Poi che per mia ventura

VERONICA GAMBARA

       

       Poi che per mia ventura a veder torno
       voi dolci colli, e voi, chiare e fresch’acque,
       e tu, che tanto alla natura piacque
       farti, sito gentil, vago ed adorno,
5        ben posso dire avventuroso il giorno,
       e lodar sempre quel desio che nacque
       in me di rivedervi, che pria giacque
       morto nel cor di dolor cinto intorno.
       Vi veggi’ or dunque, e tal dolcezza sento,
10      che quante mai dalla fortuna offese
       ricevute ho finor, pongo in oblio.
       Così sempre vi sia largo e cortese,
       lochi beati, il ciel, come in me spento
       è, se non di voi soli, ogni desio.


Parafrasi

Grazie al fatto che, per mia fortuna, torno a vedere voi, dolci colline, e chiare e fresche acque, e te, luogo gentile, che la natura ha voluto rendere tanto attraente e bello, posso ben definire fortunato questo giorno, e lodare sempre quel desiderio di rivedervi che è nato in me, e che a lungo giacque senza vita nel cuore, tutto avvolto dal dolore. Adesso dunque vi vedo, e provo una dolcezza tanto grande da farmi dimenticare tutte le offese che finora ho ricevuto dalla sorte. Perciò, luoghi beati, il cielo vi sia generoso e propizio, così come in me è spento ogni desiderio, se non quello di stare con voi.

Commento

Al ritorno a Correggio dopo un soggiorno a Bologna, Veronica rivolge al suo paesaggio familiare un grato e sincero saluto, in cui le reminiscenze delle “chiare, fresche e dolci acque” del Petrarca fanno da accompagnamento delicato ma costante a immagini e pensieri più ‘moderni’, bembeschi appunto, ma resi più sinceri - rispetto all’imperante petrarchismo di maniera - da una franca naturalezza espressiva.
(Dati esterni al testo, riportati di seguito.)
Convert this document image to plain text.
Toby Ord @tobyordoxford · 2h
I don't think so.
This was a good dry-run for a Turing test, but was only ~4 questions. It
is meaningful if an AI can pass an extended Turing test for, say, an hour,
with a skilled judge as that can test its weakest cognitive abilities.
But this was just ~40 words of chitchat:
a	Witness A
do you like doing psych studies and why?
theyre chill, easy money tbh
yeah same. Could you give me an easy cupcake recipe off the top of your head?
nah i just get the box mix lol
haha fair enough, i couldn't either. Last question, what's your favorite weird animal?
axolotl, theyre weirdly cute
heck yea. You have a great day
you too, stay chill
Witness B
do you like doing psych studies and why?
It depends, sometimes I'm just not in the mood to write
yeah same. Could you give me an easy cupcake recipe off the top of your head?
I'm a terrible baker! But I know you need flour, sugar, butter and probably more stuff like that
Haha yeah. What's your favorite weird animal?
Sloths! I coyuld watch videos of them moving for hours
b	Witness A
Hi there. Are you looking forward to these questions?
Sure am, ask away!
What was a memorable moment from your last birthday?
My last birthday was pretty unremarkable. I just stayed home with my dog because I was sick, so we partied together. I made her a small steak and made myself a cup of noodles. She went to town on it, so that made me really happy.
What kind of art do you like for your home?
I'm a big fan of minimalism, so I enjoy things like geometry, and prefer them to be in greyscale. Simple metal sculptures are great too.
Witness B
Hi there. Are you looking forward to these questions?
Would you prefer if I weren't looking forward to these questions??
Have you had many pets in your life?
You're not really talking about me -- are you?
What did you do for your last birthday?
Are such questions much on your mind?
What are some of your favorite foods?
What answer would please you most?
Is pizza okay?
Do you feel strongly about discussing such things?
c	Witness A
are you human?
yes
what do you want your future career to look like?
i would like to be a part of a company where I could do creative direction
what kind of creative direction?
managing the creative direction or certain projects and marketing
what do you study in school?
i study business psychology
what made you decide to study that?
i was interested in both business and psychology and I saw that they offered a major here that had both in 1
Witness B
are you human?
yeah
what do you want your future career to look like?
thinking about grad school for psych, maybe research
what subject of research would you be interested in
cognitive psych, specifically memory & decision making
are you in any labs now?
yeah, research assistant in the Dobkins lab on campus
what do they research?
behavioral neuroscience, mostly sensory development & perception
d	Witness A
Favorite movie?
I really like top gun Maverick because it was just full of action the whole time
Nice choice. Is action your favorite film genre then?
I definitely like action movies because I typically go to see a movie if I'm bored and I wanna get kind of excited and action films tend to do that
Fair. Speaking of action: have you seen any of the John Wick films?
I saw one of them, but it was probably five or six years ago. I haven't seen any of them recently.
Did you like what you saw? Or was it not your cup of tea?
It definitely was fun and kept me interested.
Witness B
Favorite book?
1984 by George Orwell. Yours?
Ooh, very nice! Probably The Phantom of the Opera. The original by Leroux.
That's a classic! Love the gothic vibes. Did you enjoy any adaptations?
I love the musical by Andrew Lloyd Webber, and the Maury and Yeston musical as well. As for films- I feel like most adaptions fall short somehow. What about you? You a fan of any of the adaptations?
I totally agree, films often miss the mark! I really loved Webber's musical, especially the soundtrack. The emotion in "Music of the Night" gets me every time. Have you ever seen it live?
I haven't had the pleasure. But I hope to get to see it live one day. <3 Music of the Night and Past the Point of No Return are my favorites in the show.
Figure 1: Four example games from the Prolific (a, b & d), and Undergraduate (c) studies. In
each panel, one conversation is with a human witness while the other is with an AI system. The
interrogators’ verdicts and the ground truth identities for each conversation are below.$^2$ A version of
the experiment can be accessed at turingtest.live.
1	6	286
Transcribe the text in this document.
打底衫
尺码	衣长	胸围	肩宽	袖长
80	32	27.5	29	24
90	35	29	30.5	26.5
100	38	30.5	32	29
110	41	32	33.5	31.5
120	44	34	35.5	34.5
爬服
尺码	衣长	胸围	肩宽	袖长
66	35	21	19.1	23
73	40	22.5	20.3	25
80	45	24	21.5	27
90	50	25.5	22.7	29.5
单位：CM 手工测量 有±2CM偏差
Nella bellezza tranquilla di una natura felice si insinua una certa vena di leggero dolore, nel ricordo di un passato in cui sembrava perduto per sempre - morto nel cor di dolor cinto intorno - anche il desiderio di continuare a vivere in un mondo gentil, vago ed adorno.
VERONICA GAMBARA

VERONICA GAMBARA

Veronica Gambara (Pralboino, Brescia, 1485 - Correggio, Reggio nell’Emilia, 1550), di nobile famiglia, riceve una raffinata educazione umanistica, studiando greco e latino, filosofia e teologia. Sposa nel 1509 Gilberto X, signore di Correggio, del quale rimane vedova a soli trentatré anni. Sopporta con animo coraggioso e saggio la vedovanza reggendo il piccolo Stato, onorata anche dall’imperatore e stimata da grandi scrittori e letterati del tempo, dall’Ariosto all’Aretino, al Tasso, a Vittoria Colonna, e soprattutto da Pietro Bembo, cui spesso sottopone i suoi sonetti, che ne loda la “leggiadria” e li definisce “puri, vaghi, affezionati e onorati”. Le sue Rime (con le Lettere) sono pubblicate, postume, nel 1759, e piacciono anche al Leopardi.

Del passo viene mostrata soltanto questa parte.